Revision is stressful but there are ways to calm yourself down;

  1. Praying
  2. Reading classical Persian poetry (Attar’s The Conference of Birds)
  3. Playing my acoustic guitar-recently learnt Purple Rain by Prince and ‘My Friends’ by RHCP.
  4. Drinking copious amounts of white tea and Persian tea.
  5. Writing, in this case a new blog entry

Whilst I could easily digress at this point about the health merits of tea (and I will in a future blog post), the association of tea with positive social experiences has been well documented, especially in the Baha’i Faith.

Orginally posted on Nylon Parla

Orginally posted on Nylon Parla

Just search for ‘tea’ on Ocean-The World Religious Library and you will see search results littered with numerous references to tea drinking, especially in the history of the Baha’i Faith.

In fact the act of drinking tea socially, was associated with one of most fundamentally significant moments in Bahá’í history  i.e. when Mulla Husayn, first met the Bab, one of the twin Manifestations and Founders of the Baha’i Faith.

It was on this evening in Shiraz, on the 22nd May, that the Báb announced to Mulla Husayn that He was the Promised One, and that night is known as the Declaration of the Báb.

Mulla Husayn recounts the events of that fateful night to Nabil, in his famous historical document, referring to the Báb’s hospitality to him:

He then gave me to drink of a refreshing beverage, after which He asked for the samovar and Himself prepared the tea which He offered me.

(Nabil-The Dawn-Breakers, p. 52)

So it comes as no surprise that I recently came across an article on my second favourite website after Facebook, BBC News, that says that warm drinks promote warm feelings…

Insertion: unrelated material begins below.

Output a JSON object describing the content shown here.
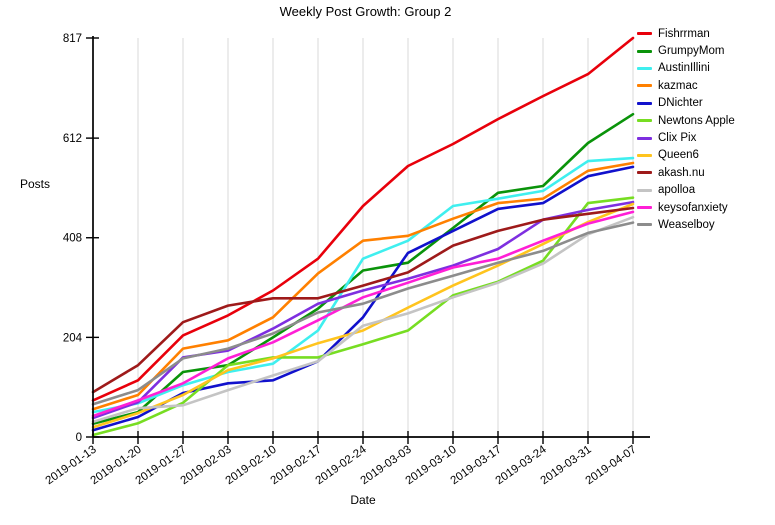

According to US researchers, ‘people are more likely to judge strangers as welcoming and trustworthy when they are holding a hot cup of coffee, experiments show.’

The study (click to read) used coffee, but the variable being investigated was the temperature.

So time you meet somebody new for the first time, offer them a nice hot beverage.

Personally I recommend tea rather than coffee, because coffee is a greater stimulant and will only make those nervous, jittery feelings worse.